C Energy Analysis
Joule analyzes C code for energy consumption, targeting the low-level patterns where energy waste is most impactful: memory allocation, cache access patterns, and nested loop structures.
Quick Start
# Static energy analysis
joulec --lift c program.c
# Execute with energy tracking
joulec --lift-run c program.c
# Execute with energy optimization
joulec --energy-optimize --lift-run c program.c
Supported Features
| Category | Features |
|---|---|
| Types | int, long, float, double, char, void, size_t, unsigned variants |
| Pointers | Declaration, dereference *p, address-of &x, pointer arithmetic |
| Arrays | Fixed-size int arr[N], multidimensional int mat[M][N] |
| Control flow | if/else, while, do-while, for, switch/case, break, continue, goto (limited) |
| Functions | Declaration, definition, forward declarations, recursion |
| Structs | Definition, field access . and ->, nested structs |
| Memory | malloc(), calloc(), realloc(), free() |
| I/O | printf(), scanf(), puts(), getchar() |
| Math | sqrt(), pow(), abs(), floor(), ceil(), sin(), cos(), log(), exp() |
| Operators | All arithmetic, bitwise, comparison, logical, ternary ?:, comma |
Common Energy Anti-Patterns
1. malloc Inside Loops
// BAD — 1000 allocations, 1000 frees
for (int i = 0; i < 1000; i++) {
int *buf = malloc(sizeof(int) * 100);
process(buf, 100);
free(buf);
}
// GOOD — allocate once, reuse
int *buf = malloc(sizeof(int) * 100);
for (int i = 0; i < 1000; i++) {
process(buf, 100);
}
free(buf);
Category: ALLOCATION | Severity: High | Savings: ~5x
Each malloc/free cycle costs ~200 pJ (DRAM access) plus system call overhead.
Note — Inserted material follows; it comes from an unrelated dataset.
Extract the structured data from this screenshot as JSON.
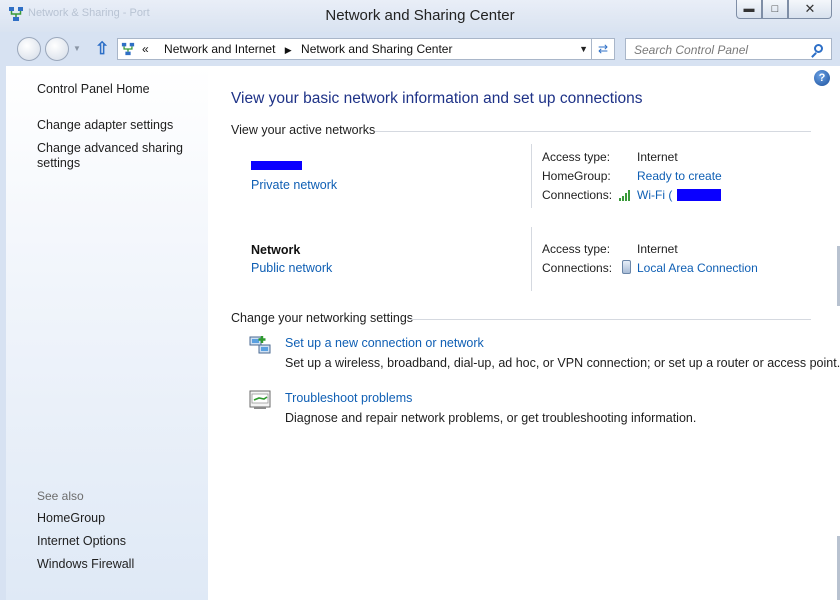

In a tight loop, this dominates the energy budget.
2. Cache-Unfriendly Access Patterns
// BAD — column-major access on row-major array (cache miss per element)
for (int j = 0; j < N; j++) {
for (int i = 0; i < M; i++) {
sum += matrix[i][j]; // stride = N * sizeof(int)
}
}
// GOOD — row-major access (sequential cache hits)
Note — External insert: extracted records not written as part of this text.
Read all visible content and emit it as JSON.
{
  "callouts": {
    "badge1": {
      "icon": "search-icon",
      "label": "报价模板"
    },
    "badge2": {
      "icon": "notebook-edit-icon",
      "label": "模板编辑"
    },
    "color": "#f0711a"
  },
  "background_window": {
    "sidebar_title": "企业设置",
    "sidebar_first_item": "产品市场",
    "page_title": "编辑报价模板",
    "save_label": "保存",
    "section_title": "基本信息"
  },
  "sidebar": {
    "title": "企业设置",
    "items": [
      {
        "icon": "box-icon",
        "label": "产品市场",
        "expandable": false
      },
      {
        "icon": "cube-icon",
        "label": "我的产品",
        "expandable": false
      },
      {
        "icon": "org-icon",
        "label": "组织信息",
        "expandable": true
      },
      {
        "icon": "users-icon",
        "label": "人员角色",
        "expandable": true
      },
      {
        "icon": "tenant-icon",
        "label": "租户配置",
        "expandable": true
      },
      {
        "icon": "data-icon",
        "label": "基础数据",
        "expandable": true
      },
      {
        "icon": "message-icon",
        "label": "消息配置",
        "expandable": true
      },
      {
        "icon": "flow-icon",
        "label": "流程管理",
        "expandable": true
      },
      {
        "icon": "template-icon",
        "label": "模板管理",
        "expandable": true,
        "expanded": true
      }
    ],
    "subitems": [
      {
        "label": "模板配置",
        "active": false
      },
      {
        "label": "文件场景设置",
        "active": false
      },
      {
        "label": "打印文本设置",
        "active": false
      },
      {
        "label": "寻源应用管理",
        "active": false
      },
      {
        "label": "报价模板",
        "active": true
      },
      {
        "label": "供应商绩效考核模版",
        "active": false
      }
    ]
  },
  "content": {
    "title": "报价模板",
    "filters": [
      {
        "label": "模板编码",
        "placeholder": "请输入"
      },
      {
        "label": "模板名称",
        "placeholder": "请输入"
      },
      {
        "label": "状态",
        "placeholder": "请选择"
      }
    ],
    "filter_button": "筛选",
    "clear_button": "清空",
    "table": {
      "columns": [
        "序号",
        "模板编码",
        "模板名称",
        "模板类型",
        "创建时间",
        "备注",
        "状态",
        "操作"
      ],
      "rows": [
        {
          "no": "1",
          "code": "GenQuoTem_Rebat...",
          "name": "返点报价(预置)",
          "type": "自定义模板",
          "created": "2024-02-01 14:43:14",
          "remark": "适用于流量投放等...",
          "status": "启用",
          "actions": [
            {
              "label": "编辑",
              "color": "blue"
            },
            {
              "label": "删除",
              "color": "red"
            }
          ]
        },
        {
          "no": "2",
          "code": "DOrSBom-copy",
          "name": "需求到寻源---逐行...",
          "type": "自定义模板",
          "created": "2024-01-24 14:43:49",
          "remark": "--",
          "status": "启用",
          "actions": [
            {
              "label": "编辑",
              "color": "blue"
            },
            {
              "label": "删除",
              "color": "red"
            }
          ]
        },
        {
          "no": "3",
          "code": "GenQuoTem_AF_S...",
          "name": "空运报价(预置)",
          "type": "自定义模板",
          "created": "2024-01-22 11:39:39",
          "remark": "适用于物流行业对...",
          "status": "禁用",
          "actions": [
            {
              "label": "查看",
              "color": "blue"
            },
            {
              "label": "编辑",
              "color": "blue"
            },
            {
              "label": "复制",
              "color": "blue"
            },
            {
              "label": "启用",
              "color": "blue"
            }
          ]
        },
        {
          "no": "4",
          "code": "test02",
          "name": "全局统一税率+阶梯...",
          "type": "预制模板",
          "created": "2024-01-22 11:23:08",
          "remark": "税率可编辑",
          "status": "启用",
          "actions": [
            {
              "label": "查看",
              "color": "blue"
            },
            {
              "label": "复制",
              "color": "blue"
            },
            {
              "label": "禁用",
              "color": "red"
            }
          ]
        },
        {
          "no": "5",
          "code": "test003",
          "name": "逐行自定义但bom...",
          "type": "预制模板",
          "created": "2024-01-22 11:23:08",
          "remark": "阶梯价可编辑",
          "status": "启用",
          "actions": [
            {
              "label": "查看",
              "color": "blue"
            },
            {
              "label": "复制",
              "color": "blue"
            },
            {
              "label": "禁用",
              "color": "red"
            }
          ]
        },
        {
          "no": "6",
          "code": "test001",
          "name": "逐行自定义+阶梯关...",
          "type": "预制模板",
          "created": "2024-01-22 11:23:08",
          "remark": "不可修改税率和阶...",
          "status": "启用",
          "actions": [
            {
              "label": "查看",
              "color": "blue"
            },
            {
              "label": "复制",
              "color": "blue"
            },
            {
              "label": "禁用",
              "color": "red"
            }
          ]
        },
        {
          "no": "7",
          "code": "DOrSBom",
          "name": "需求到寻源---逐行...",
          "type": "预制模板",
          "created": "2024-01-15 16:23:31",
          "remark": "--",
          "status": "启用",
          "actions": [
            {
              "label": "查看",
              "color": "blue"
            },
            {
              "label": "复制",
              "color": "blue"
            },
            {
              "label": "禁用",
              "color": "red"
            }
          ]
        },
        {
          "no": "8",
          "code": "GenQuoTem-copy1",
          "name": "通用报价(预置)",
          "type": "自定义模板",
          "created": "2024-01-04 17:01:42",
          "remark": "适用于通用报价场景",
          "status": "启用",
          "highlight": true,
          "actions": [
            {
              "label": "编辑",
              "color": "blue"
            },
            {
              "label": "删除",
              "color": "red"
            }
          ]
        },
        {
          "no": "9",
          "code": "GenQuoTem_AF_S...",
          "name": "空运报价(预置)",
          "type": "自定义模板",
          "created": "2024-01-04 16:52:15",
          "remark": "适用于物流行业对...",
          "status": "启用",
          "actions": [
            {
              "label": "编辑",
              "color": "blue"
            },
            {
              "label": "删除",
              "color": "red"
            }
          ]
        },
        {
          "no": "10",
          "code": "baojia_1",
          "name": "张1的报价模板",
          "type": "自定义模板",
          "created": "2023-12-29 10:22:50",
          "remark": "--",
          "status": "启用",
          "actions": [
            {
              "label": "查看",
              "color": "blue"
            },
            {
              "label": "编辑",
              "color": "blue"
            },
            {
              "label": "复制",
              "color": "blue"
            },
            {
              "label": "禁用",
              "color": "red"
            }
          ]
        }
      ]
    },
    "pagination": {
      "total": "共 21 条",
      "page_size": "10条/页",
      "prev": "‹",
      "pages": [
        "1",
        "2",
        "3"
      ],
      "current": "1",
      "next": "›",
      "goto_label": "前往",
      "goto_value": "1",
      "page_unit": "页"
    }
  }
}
for (int i = 0; i < M; i++) {
for (int j = 0; j < N; j++) {
sum += matrix[i][j]; // stride = sizeof(int)
}
}
Category: MEMORY | Severity: Critical | Savings: ~10x for large matrices
L1 cache load costs 0.5 pJ. DRAM load costs 200 pJ — a 400x difference. Column-major traversal on row-major data causes a DRAM load on nearly every access.
3. Realloc Growth in Loops
// BAD — realloc doubles per iteration, copies all data each time
int *data = NULL;
int cap = 0;
for (int i = 0; i < n; i++) {
cap++;
data = realloc(data, cap * sizeof(int));
data[cap - 1] = i;
}
// GOOD — geometric growth (amortized O(1) per insert)
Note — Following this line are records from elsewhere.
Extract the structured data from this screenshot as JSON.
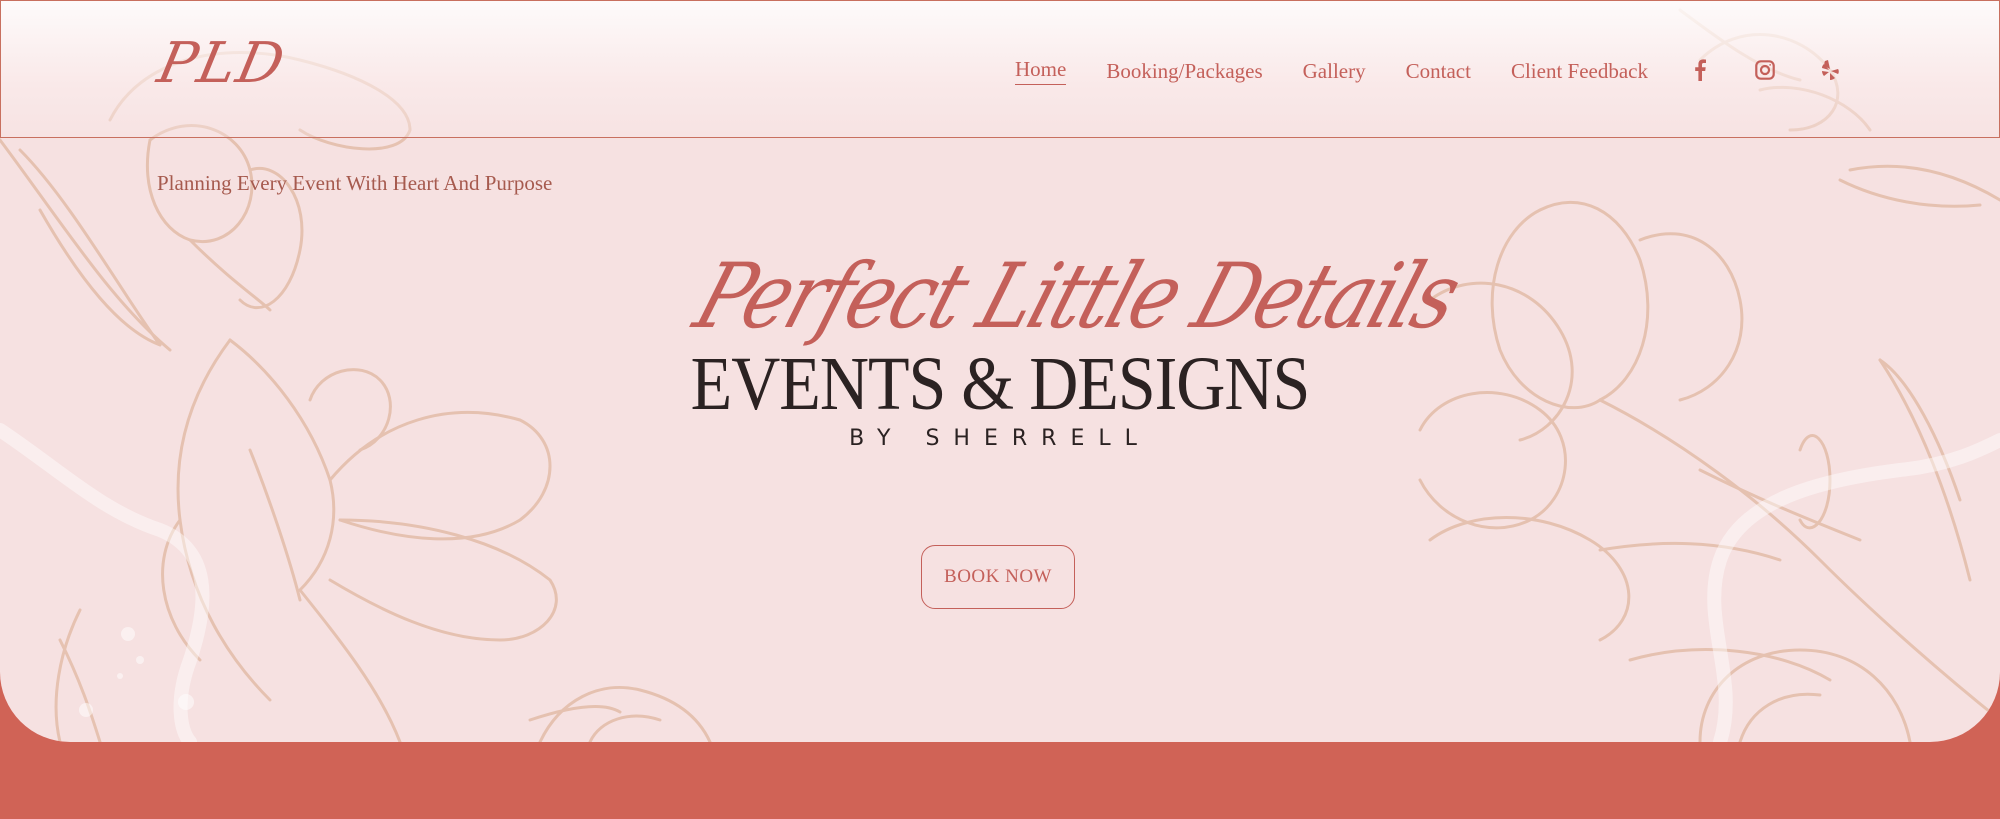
{
  "logo": {
    "text": "PLD"
  },
  "nav": {
    "items": [
      {
        "label": "Home",
        "active": true
      },
      {
        "label": "Booking/Packages",
        "active": false
      },
      {
        "label": "Gallery",
        "active": false
      },
      {
        "label": "Contact",
        "active": false
      },
      {
        "label": "Client Feedback",
        "active": false
      }
    ],
    "social": [
      "facebook-icon",
      "instagram-icon",
      "yelp-icon"
    ]
  },
  "hero": {
    "tagline": "Planning Every Event With Heart And Purpose",
    "script_title": "Perfect Little Details",
    "title": "EVENTS & DESIGNS",
    "subtitle": "BY SHERRELL",
    "cta_label": "BOOK NOW"
  },
  "colors": {
    "accent": "#c4605a",
    "hero_background": "#f6e1e1",
    "footer_band": "#d06356",
    "title_text": "#2b2222",
    "floral_line": "#dcae98"
  }
}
int *data = malloc(16 * sizeof(int));
int len = 0, cap = 16;
for (int i = 0; i < n; i++) {
if (len == cap) {
cap *= 2;
data = realloc(data, cap * sizeof(int));
}
data[len++] = i;
}
Category: ALLOCATION | Severity: High | Savings: ~4x
4. Nested Loop Complexity
// BAD — O(n^3) matrix multiply without blocking
for (int i = 0; i < N; i++)
for (int j = 0; j < N; j++)
for (int k = 0; k < N; k++)
C[i][j] += A[i][k] * B[k][j];
Category: ALGORITHM | Severity: Critical (for large N)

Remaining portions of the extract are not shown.